Au bout de deux semaines environ nous pourrons alors passer au vernissage définitif qui selon l’aspect désiré sera plus ou moins brillant. Deux choses sont importantes à ce stade pour une bonne réalisation. En premier lieu les vernis vendus dans le commerce sont souvent trop chargés en résine et il n’est pas mauvais d’y rajouter un peu d’essence de térébenthine. Deuxièmement si l’on désire un aspect mat il est toujours obligatoire de passer d’abord un vernis brillant, avant le mat, sous peine de bleuissement et de la création d’un voile sur sa surface.

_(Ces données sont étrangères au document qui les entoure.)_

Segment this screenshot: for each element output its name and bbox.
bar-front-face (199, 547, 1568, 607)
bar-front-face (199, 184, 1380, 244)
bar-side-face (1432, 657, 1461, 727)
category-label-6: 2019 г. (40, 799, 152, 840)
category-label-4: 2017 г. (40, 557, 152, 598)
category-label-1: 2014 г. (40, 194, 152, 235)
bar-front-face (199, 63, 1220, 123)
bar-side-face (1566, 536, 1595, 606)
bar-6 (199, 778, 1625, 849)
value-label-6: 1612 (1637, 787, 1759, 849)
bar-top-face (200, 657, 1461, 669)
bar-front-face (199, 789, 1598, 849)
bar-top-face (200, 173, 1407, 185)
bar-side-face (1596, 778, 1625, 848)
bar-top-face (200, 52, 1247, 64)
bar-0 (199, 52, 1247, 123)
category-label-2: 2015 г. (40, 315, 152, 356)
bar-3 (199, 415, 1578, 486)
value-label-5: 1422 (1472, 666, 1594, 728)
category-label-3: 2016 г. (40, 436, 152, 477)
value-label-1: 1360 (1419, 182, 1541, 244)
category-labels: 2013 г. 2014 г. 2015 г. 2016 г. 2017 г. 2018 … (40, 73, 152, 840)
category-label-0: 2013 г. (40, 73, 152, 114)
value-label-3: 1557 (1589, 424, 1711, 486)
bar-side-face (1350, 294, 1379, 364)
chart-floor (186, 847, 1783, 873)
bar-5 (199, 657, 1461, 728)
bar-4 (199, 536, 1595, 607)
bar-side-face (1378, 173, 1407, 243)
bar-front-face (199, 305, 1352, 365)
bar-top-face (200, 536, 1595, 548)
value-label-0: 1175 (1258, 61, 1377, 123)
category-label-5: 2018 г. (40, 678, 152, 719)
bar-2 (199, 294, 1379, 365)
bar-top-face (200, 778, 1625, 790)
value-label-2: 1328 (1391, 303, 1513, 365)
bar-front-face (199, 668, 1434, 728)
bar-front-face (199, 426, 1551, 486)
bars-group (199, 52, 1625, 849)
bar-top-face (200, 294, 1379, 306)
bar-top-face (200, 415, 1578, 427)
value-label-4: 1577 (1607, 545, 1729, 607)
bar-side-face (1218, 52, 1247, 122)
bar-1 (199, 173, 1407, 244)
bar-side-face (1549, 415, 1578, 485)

Si vous voulez fabriquer vous-même vos vernis cela ne pose pas de problèmes particuliers. Il n’est pas utile d’utiliser de la résine mastic très chère et n’apportant rien de plus. La résine dammar est parfaitement appropriée.

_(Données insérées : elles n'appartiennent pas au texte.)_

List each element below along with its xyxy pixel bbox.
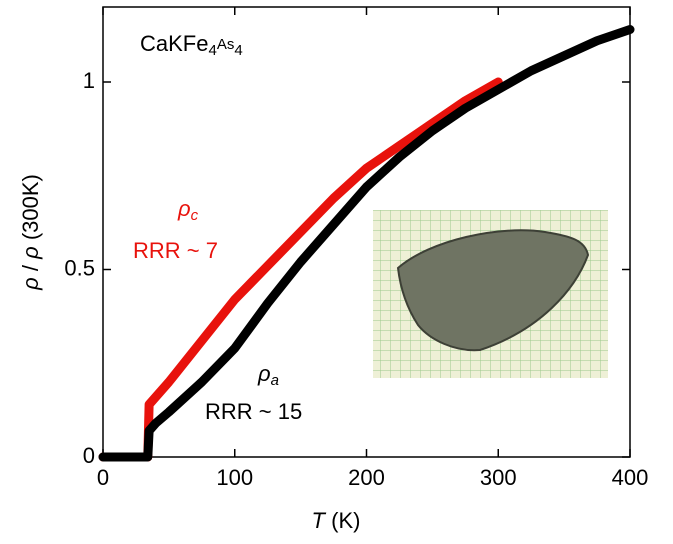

Recette : un quart de résine

               Trois quarts de térébenthine

               Deux grammes d’huile de lin pour cent grammes de préparation

Préparation : une fois la résine réduite en poudre on la met dans une casserole sur le feu ( préférez l’électricité au gaz ) dès qu’elle est fondue on rajoute l’huile de lin qui sert de plastifiant et gardera au vernis une certaine souplesse. A ce moment on rajoute l’essence de térébenthine et on obtient un liquide jaune clair et transparent. Si la cuisson est trop courte le vernis restera opaque donc il faut la prolonger. Si la cuisson est trop chaude et trop longue le vernis va prendre des couleurs plus foncées. Il faut donc doser finement et la durée et la température pour obtenir un produit de qualité.

Ce vernis mis en bocal se gardera longtemps, il est même préférable de le laisser décanter quelques jours avant de l’utiliser, les impuretés se déposant un fond du récipient.

Pour ce qui est du vernis mat il suffit de rajouter cinq à sept grammes de cire blanche ou de carnauba pour cent grammes de verni en fin de cuisson. Par contre ce vernis devra être utilisé tiède. On met le pot dans une casserole d’eau chaude et quand le vernis est réchauffé on le passe normalement sur sa surface en couche bien régulière et fine. Il est toujours préférable de passer deux fines couches qu’une épaisse.


Voilà nous avons fait un tour succinct de cette technique. Si elle nécessite beaucoup de manipulations elle donne des résultats fort intéressants et est de plus très agréable à pratiquer.

Pour vous en convaincre allez voir les temperas dans les musées elles sont souvent d’une étonnante fraîcheur de coloris malgré les siècles passés. A vos pinceaux donc, ce n’est que par l’expérimentation et les essais que vous progresserez.